Had Been At Base Since 1940s

It's a bittersweet experience, thinking about picking up everything and moving to a new home -- and its one the Louisiana Air National Guard based at New Orleans' Lakefront Airport is going through now.

For years, Guard officers based at Lakefront have contemplated a move from their aging facilities there. But it was Hurricane Katrina last September that proved to be the last straw, when the storm "pretty much destroyed" the Guard's facilities and hangar.

So now the First Batallion, 244th Aviation Regiment's UH-60 Black Hawk helicopters, their support operations and a small detachment with one C-12 King Air are relocating to North Shore Airport in Hammond, Louisiana. The move should be completed by April.

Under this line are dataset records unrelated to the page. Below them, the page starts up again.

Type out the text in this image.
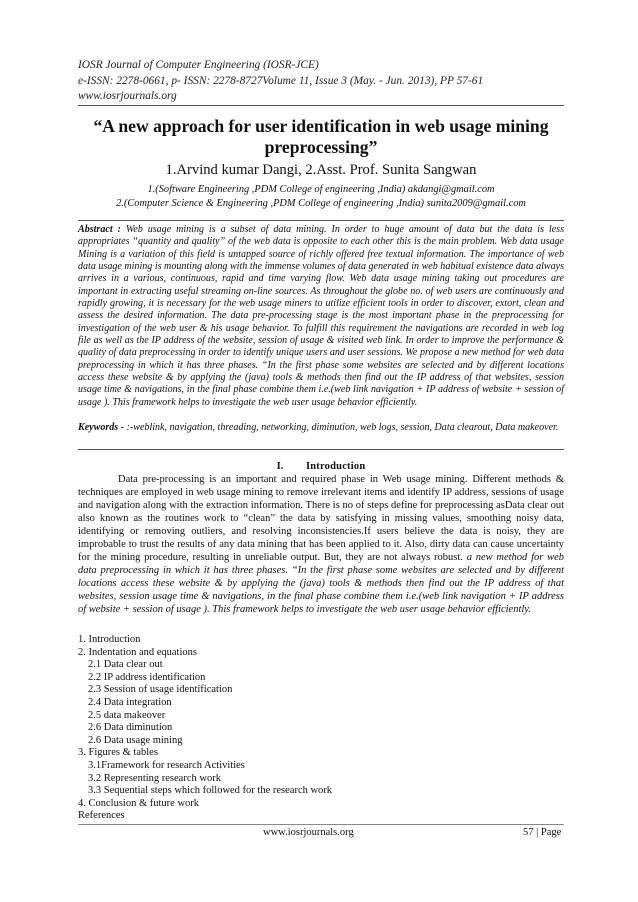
IOSR Journal of Computer Engineering (IOSR-JCE)
e-ISSN: 2278-0661, p- ISSN: 2278-8727Volume 11, Issue 3 (May. - Jun. 2013), PP 57-61
www.iosrjournals.org
“A new approach for user identification in web usage mining
preprocessing”
1.Arvind kumar Dangi, 2.Asst. Prof. Sunita Sangwan
1.(Software Engineering ,PDM College of engineering ,India) akdangi@gmail.com
2.(Computer Science & Engineering ,PDM College of engineering ,India) sunita2009@gmail.com
Abstract : Web usage mining is a subset of data mining. In order to huge amount of data but the data is less appropriates “quantity and quality” of the web data is opposite to each other this is the main problem. Web data usage Mining is a variation of this field is untapped source of richly offered free textual information. The importance of web data usage mining is mounting along with the immense volumes of data generated in web habitual existence data always arrives in a various, continuous, rapid and time varying flow. Web data usage mining taking out procedures are important in extracting useful streaming on-line sources. As throughout the globe no. of web users are continuously and rapidly growing, it is necessary for the web usage miners to utilize efficient tools in order to discover, extort, clean and assess the desired information. The data pre-processing stage is the most important phase in the preprocessing for investigation of the web user & his usage behavior. To fulfill this requirement the navigations are recorded in web log file as well as the IP address of the website, session of usage & visited web link. In order to improve the performance & quality of data preprocessing in order to identify unique users and user sessions. We propose a new method for web data preprocessing in which it has three phases. “In the first phase some websites are selected and by different locations access these website & by applying the (java) tools & methods then find out the IP address of that websites, session usage time & navigations, in the final phase combine them i.e.(web link navigation + IP address of website + session of usage ). This framework helps to investigate the web user usage behavior efficiently.
Keywords - :-weblink, navigation, threading, networking, diminution, web logs, session, Data clearout, Data makeover.
I. Introduction
Data pre-processing is an important and required phase in Web usage mining. Different methods & techniques are employed in web usage mining to remove irrelevant items and identify IP address, sessions of usage and navigation along with the extraction information. There is no of steps define for preprocessing asData clear out also known as the routines work to “clean” the data by satisfying in missing values, smoothing noisy data, identifying or removing outliers, and resolving inconsistencies.If users believe the data is noisy, they are improbable to trust the results of any data mining that has been applied to it. Also, dirty data can cause uncertainty for the mining procedure, resulting in unreliable output. But, they are not always robust. a new method for web data preprocessing in which it has three phases. “In the first phase some websites are selected and by different locations access these website & by applying the (java) tools & methods then find out the IP address of that websites, session usage time & navigations, in the final phase combine them i.e.(web link navigation + IP address of website + session of usage ). This framework helps to investigate the web user usage behavior efficiently.
1. Introduction
2. Indentation and equations
2.1 Data clear out
2.2 IP address identification
2.3 Session of usage identification
2.4 Data integration
2.5 data makeover
2.6 Data diminution
2.6 Data usage mining
3. Figures & tables
3.1Framework for research Activities
3.2 Representing research work
3.3 Sequential steps which followed for the research work
4. Conclusion & future work
References
www.iosrjournals.org	57 | Page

"The Lakefront was a bad spot," said Col. Barry Keeling to the Associated Press. "We were looking at relocating anyway because it was outside the levee system. ... Hammond ended up being our best option."

The Guard will invest $110 million in new facilities at North Shore.

The 204th Air Traffic Services Group -- which Keeling commands -- will also relocate to Hammond, as will the state aviation officer and staff, Keeling said. The 204th's bunker was flooded from Katrina's rains.

A portion of the 204th and the state aviation staff will return to Lakefront when repairs are complete, according to Keeling, but the 204th's headquarters company will remain in Hammond.

It's quite a move for the Army National Guard, which has had a presence at Lakefront since the 1940s -- beginning with a fleet of Pipers. The unit has grown considerably since then, with a fleet of 20 Black Hawk helicopters today.

"We were getting cramped, and there was just nowhere to expand," Keeling said. He figures the Guard would have moved within five years anyway, before Katrina sped the process along.